From an editorial Wednesday in The New York Times:
For years, the American people have been asking when the war in Afghanistan will end. On Tuesday, President Barack Obama said not for at least two more years.
Obama reaffirmed that he would meet his commitment to remove the last 32,000 combat troops from Afghanistan at the end of the year, a pace that was too slow from the start. But don’t think this is the end of the U.S./Afghan quagmire.
After months of hemming and hawing, Obama also announced that he intends to retain a residual force beyond 2014. According to this plan, 9,800 troops would remain in Afghanistan after 2014, and the number would be cut by half by the end of 2015. By the end of 2016, the force will be cut further, enough to protect the embassy in Kabul and help the Afghans with security matters.

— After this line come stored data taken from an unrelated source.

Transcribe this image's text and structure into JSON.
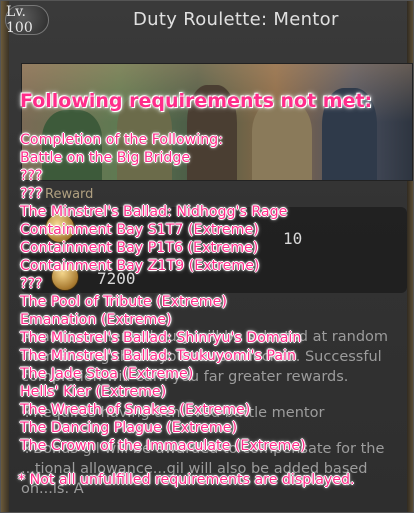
{
  "window": {
    "level": "Lv. 100",
    "title": "Duty Roulette: Mentor"
  },
  "reward": {
    "section_label": "Reward",
    "value_1": "10",
    "value_2": "7200"
  },
  "description": {
    "line1": "A mentor-oriented duty will be selected at random",
    "line2": "from among those you have unlocked. Successful",
    "line3": "completion will earn you far greater rewards.",
    "line4": "※Requires having achieved battle mentor",
    "line5": "※Bonus gil will be awarded to compensate for the",
    "line6": "...tional allowance...gil will also be added based on...ls. A"
  },
  "tooltip": {
    "heading": "Following requirements not met:",
    "items": [
      "Completion of the Following:",
      "Battle on the Big Bridge",
      "???",
      "???",
      "The Minstrel's Ballad: Nidhogg's Rage",
      "Containment Bay S1T7 (Extreme)",
      "Containment Bay P1T6 (Extreme)",
      "Containment Bay Z1T9 (Extreme)",
      "???",
      "The Pool of Tribute (Extreme)",
      "Emanation (Extreme)",
      "The Minstrel's Ballad: Shinryu's Domain",
      "The Minstrel's Ballad: Tsukuyomi's Pain",
      "The Jade Stoa (Extreme)",
      "Hells' Kier (Extreme)",
      "The Wreath of Snakes (Extreme)",
      "The Dancing Plague (Extreme)",
      "The Crown of the Immaculate (Extreme)"
    ],
    "footnote": "* Not all unfulfilled requirements are displayed."
  }
}
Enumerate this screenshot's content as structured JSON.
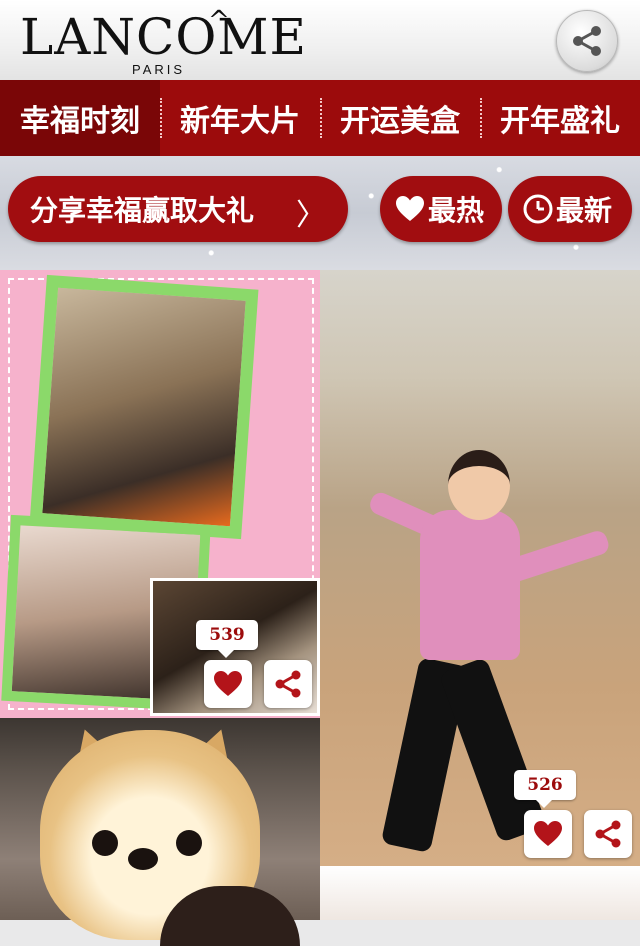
{
  "brand": {
    "name": "LANCÔME",
    "name_base": "LANCOME",
    "circumflex": "^",
    "sub": "PARIS"
  },
  "tabs": [
    {
      "label": "幸福时刻",
      "active": true
    },
    {
      "label": "新年大片"
    },
    {
      "label": "开运美盒"
    },
    {
      "label": "开年盛礼"
    }
  ],
  "promo": {
    "label": "分享幸福赢取大礼",
    "arrow": "〉"
  },
  "filters": {
    "hot_label": "最热",
    "new_label": "最新"
  },
  "posts": [
    {
      "likes": "539"
    },
    {
      "likes": "526"
    }
  ],
  "colors": {
    "brand_red": "#9c0b0c",
    "tab_active": "#7a0607",
    "pill_red": "#a10d10"
  },
  "icons": [
    "share-icon",
    "heart-icon",
    "clock-icon"
  ]
}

It is reasonable to ask how two more years of a sizable U.S. troop presence will advance a stable Afghanistan in a way that 13 years of war and the 100,000 troops deployed there at the peak were unable to guarantee. Obama insists the objectives will be limited to using special operations forces to disrupt threats posed by al-Qaida and to train and advise Afghan security personnel, pursuits U.S. troops have been deeply engaged in throughout the war.

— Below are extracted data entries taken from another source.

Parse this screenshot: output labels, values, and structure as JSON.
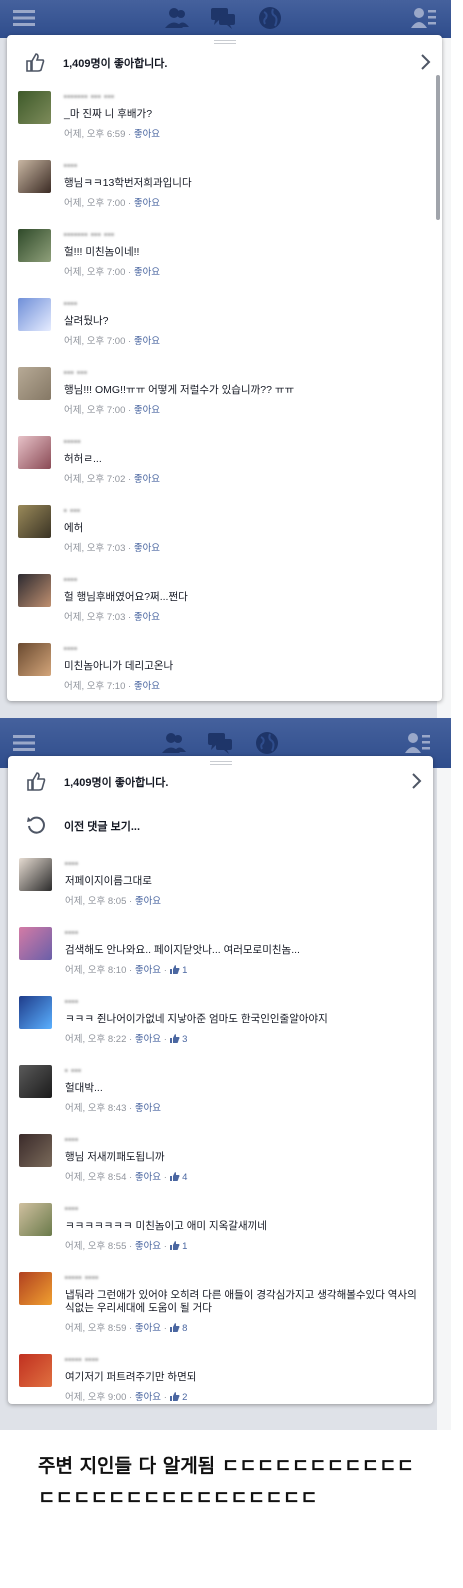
{
  "colors": {
    "header_blue": "#3b5998",
    "like_link": "#4b67a1",
    "meta_gray": "#90949c"
  },
  "icons": {
    "nav": [
      "menu-icon",
      "friends-icon",
      "messages-icon",
      "globe-icon",
      "contacts-icon"
    ],
    "likes": "thumbs-up-icon",
    "previous": "refresh-icon",
    "chevron": "chevron-right-icon"
  },
  "screen1": {
    "likes_text": "1,409명이 좋아합니다.",
    "comments": [
      {
        "name": "••••••• ••• •••",
        "text": "_마 진짜 니 후배가?",
        "time": "어제, 오후 6:59",
        "like": "좋아요",
        "count": ""
      },
      {
        "name": "••••",
        "text": "행님ㅋㅋ13학번저희과입니다",
        "time": "어제, 오후 7:00",
        "like": "좋아요",
        "count": ""
      },
      {
        "name": "••••••• ••• •••",
        "text": "헐!!! 미친놈이네!!",
        "time": "어제, 오후 7:00",
        "like": "좋아요",
        "count": ""
      },
      {
        "name": "••••",
        "text": "살려뒀나?",
        "time": "어제, 오후 7:00",
        "like": "좋아요",
        "count": ""
      },
      {
        "name": "••• •••",
        "text": "행님!!! OMG!!ㅠㅠ 어떻게 저럴수가 있습니까?? ㅠㅠ",
        "time": "어제, 오후 7:00",
        "like": "좋아요",
        "count": ""
      },
      {
        "name": "•••••",
        "text": "허허ㄹ...",
        "time": "어제, 오후 7:02",
        "like": "좋아요",
        "count": ""
      },
      {
        "name": "• •••",
        "text": "에허",
        "time": "어제, 오후 7:03",
        "like": "좋아요",
        "count": ""
      },
      {
        "name": "••••",
        "text": "헐 행님후배였어요?쩌...쩐다",
        "time": "어제, 오후 7:03",
        "like": "좋아요",
        "count": ""
      },
      {
        "name": "••••",
        "text": "미친놈아니가 데리고온나",
        "time": "어제, 오후 7:10",
        "like": "좋아요",
        "count": ""
      }
    ]
  },
  "screen2": {
    "likes_text": "1,409명이 좋아합니다.",
    "previous_text": "이전 댓글 보기...",
    "comments": [
      {
        "name": "••••",
        "text": "저페이지이름그대로",
        "time": "어제, 오후 8:05",
        "like": "좋아요",
        "count": ""
      },
      {
        "name": "••••",
        "text": "검색해도 안나와요.. 페이지닫앗나... 여러모로미친놈...",
        "time": "어제, 오후 8:10",
        "like": "좋아요",
        "count": "1"
      },
      {
        "name": "••••",
        "text": "ㅋㅋㅋ 쥔나어이가없네 지낳아준 엄마도 한국인인줄알아야지",
        "time": "어제, 오후 8:22",
        "like": "좋아요",
        "count": "3"
      },
      {
        "name": "• •••",
        "text": "헐대박...",
        "time": "어제, 오후 8:43",
        "like": "좋아요",
        "count": ""
      },
      {
        "name": "••••",
        "text": "행님 저새끼패도됩니까",
        "time": "어제, 오후 8:54",
        "like": "좋아요",
        "count": "4"
      },
      {
        "name": "••••",
        "text": "ㅋㅋㅋㅋㅋㅋㅋ 미친놈이고 애미 지옥갈새끼네",
        "time": "어제, 오후 8:55",
        "like": "좋아요",
        "count": "1"
      },
      {
        "name": "••••• ••••",
        "text": "냅둬라 그런애가 있어야 오히려 다른 애들이 경각심가지고 생각해볼수있다 역사의식없는 우리세대에 도움이 될 거다",
        "time": "어제, 오후 8:59",
        "like": "좋아요",
        "count": "8"
      },
      {
        "name": "••••• ••••",
        "text": "여기저기 퍼트려주기만 하면되",
        "time": "어제, 오후 9:00",
        "like": "좋아요",
        "count": "2"
      }
    ]
  },
  "caption": {
    "line1": "주변 지인들 다 알게됨 ㄷㄷㄷㄷㄷㄷㄷㄷㄷㄷㄷ",
    "line2": "ㄷㄷㄷㄷㄷㄷㄷㄷㄷㄷㄷㄷㄷㄷㄷㄷ"
  }
}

Administration officials say – and this is the only argument that makes some sense – that a continued, albeit much smaller, U.S. military role would provide a stabilizing bridge at a sensitive time when Afghanistan is choosing a new leader to succeed President Hamid Karzai.
Obama has dragged out the biggest part of the withdrawal from Afghanistan. His promise to end the war, made years ago, won’t be honored until he’s practically out of office.